Sunday - May 19th Information HUNGER STRIKE

AFA sends this message to the Autism Community, Sunday, May 19, 2008
From Bruce McIntosh, and Taline below this:

It is with great relief that I pass along the news of Laura's conversation with Stefan earlier this evening:

Stefan has decided to end his hunger strike and is now eating!

Stefan made this decision on his own. He hasn't made any firm decisions about next steps, although he is quite clear that he is going to continue advocating for all children with autism and his son Simon in particular. I'm going to get in touch with Stefan later this evening (we seem to do our best after dark) regarding whether we can get another shot in at the government when we release this to the media.

My apologies if you're receiving this news more than once, but I am mailing first to individuals and will follow up with an OAC blast later this evening.




And this from Taline;

May 19, 2008

My understanding is that Stefan is still continuing his hunger strike and is visiting Queen's Park on a daily basis. He clearly wants to stop but will not give up until he has a concrete answer from our government.

I write this piece as a possible conclusion to my effort to communicate timely information on this subject. I will continue to update all of you on our Class Action Lawsuit and also the Ombudsman and will only update on the hunger strike if there is any significant news to share.

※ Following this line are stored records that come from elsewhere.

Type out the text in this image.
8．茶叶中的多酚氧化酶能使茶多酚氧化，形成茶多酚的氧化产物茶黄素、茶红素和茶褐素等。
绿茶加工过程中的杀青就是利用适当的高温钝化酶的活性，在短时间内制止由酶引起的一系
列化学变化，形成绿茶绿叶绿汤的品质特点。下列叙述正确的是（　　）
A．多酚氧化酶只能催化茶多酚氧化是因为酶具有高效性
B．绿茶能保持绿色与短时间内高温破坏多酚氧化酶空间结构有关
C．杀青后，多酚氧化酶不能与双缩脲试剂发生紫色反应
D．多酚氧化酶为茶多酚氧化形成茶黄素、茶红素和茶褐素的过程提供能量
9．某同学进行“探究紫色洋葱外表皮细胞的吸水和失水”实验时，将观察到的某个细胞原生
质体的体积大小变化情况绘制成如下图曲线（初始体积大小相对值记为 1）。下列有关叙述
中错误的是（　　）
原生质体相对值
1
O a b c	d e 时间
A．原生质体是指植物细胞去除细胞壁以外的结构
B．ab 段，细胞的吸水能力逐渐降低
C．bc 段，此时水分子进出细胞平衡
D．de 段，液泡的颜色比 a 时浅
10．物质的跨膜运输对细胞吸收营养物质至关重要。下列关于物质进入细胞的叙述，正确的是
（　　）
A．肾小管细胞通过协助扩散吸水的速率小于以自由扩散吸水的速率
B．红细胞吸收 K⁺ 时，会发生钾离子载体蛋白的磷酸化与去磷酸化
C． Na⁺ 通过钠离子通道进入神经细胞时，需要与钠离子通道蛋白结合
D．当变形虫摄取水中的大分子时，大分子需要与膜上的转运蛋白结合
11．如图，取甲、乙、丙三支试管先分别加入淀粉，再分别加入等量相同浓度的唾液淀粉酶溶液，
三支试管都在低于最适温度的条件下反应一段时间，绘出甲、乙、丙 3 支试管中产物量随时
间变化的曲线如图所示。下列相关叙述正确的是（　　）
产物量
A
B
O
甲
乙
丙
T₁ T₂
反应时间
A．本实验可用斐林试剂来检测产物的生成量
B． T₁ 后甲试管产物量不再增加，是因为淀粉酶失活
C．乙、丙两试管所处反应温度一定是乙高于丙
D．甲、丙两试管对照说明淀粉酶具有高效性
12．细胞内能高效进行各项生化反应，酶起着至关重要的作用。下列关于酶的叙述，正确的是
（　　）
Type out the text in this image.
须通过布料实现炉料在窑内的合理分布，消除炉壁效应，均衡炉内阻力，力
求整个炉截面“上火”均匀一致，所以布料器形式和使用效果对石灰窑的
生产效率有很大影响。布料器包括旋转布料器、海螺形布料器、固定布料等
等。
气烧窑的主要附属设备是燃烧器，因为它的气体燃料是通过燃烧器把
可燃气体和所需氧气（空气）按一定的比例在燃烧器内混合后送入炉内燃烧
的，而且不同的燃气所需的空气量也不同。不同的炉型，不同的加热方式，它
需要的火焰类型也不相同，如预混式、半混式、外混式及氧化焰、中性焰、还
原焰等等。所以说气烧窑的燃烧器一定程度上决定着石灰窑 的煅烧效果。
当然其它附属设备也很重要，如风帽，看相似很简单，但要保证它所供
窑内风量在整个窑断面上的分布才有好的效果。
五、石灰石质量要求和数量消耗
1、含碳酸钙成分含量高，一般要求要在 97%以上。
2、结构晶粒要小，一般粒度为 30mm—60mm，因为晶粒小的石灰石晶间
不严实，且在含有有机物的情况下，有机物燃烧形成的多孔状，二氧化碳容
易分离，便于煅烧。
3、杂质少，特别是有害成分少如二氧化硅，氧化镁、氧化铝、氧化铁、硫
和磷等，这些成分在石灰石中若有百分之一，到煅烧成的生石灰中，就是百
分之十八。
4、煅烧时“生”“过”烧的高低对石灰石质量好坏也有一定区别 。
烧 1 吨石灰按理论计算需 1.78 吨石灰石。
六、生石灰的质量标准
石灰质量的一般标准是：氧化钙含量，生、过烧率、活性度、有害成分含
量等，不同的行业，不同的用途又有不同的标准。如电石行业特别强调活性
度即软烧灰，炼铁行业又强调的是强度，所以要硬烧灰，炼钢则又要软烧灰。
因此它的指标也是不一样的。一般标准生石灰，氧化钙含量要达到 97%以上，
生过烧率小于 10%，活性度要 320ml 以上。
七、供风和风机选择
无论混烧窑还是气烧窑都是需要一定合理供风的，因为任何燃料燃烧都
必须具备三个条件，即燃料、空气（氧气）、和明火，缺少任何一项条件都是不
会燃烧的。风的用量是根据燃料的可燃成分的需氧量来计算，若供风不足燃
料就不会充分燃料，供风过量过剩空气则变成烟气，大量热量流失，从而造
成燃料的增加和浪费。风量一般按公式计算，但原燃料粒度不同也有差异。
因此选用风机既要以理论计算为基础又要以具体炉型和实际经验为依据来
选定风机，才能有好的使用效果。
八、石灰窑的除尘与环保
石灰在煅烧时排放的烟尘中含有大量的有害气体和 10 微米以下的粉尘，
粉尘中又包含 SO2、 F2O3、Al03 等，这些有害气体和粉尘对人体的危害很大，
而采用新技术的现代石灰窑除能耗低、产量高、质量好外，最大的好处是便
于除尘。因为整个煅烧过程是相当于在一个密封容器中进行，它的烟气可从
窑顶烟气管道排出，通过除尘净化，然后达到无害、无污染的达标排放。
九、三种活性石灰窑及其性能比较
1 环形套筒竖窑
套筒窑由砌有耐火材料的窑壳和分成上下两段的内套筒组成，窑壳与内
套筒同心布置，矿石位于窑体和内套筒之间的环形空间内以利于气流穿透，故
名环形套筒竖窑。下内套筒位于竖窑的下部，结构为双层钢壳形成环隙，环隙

Over the last couple of weeks, I have had the pleasure of spending hours talking to Stefan who has amazed me time and time again as to just how determined he truly is. Many are quick to pass judgment on him and why he's decided to take on such a radical form of advocacy. Those who have taken the time to visit and talk to him have learned that this man has a heart that is bigger than he is. I witnessed with my own eyes what he and his family have to live with and it has crystallized every fear I've ever had of what happens to a child with autism when gone untreated. Stefan's is the poster family of just how wrong things are for children with autism and their families here in our great province.

Stefan learned within a few months what took most of us years to learn about our inefficient and unfair system for delivery of publicly funded autism programs and services. It is hard to believe that families are going bankrupt, getting sick, and starving themselves on the front lawn of a building that houses the very people who were elected to watch over our citizens. However, these are the facts.

There have been many lessons learned from this entire experience for our community also. For instance, we learned a little more about human nature - that there are some who don't care that a man starves himself to drive home the point that our children are being discriminated against.

We learned once again that the fragments in our community are still there and very real.

We also learned that many families are in such crisis that they can hardly get through the day to day difficulties of just having to raise a child with autism without having to also maneuvre through government and school board bureaucracy and the immense financial obligations before us. Many families wanted to come out and support Stefan but could not due to their archaic schedules.

But most of all, through the sad circumstances of Stefan and his family, we learned something that can only be described as sheer irony. During this entire process, most did not think to even ask where Simon is. Afterall, Stefan's plight is all about his son Simon and other children with autism. Would it surprise anyone to know that Simon is in a public school with direct support from not one but TWO full-time Education Assistants? The cost of "educating" Simon is approximately $80,000 per year.

Irony that while we are told that there are not enough public resources to help Simon and other children with autism, taxpayers spend to the tune of $2Billion per year in special education funding for children with disabilities, including children with autism. Irony that some media will consistently report on "expensive IBI treatment" and "costly autism therapy" while they neglect to communicate to the taxpayers that they are already paying for babysitting services for our children in the schools. Irony that perhaps we haven't done a good enough job of educating the media, the public, and one another on this particular point.

Our children have real potential. We as parents and professionals who are dedicated to the evidence-based intervention ABA/IBI already know this. Convincing our medieval education system in Ontario of the same is a whole other story.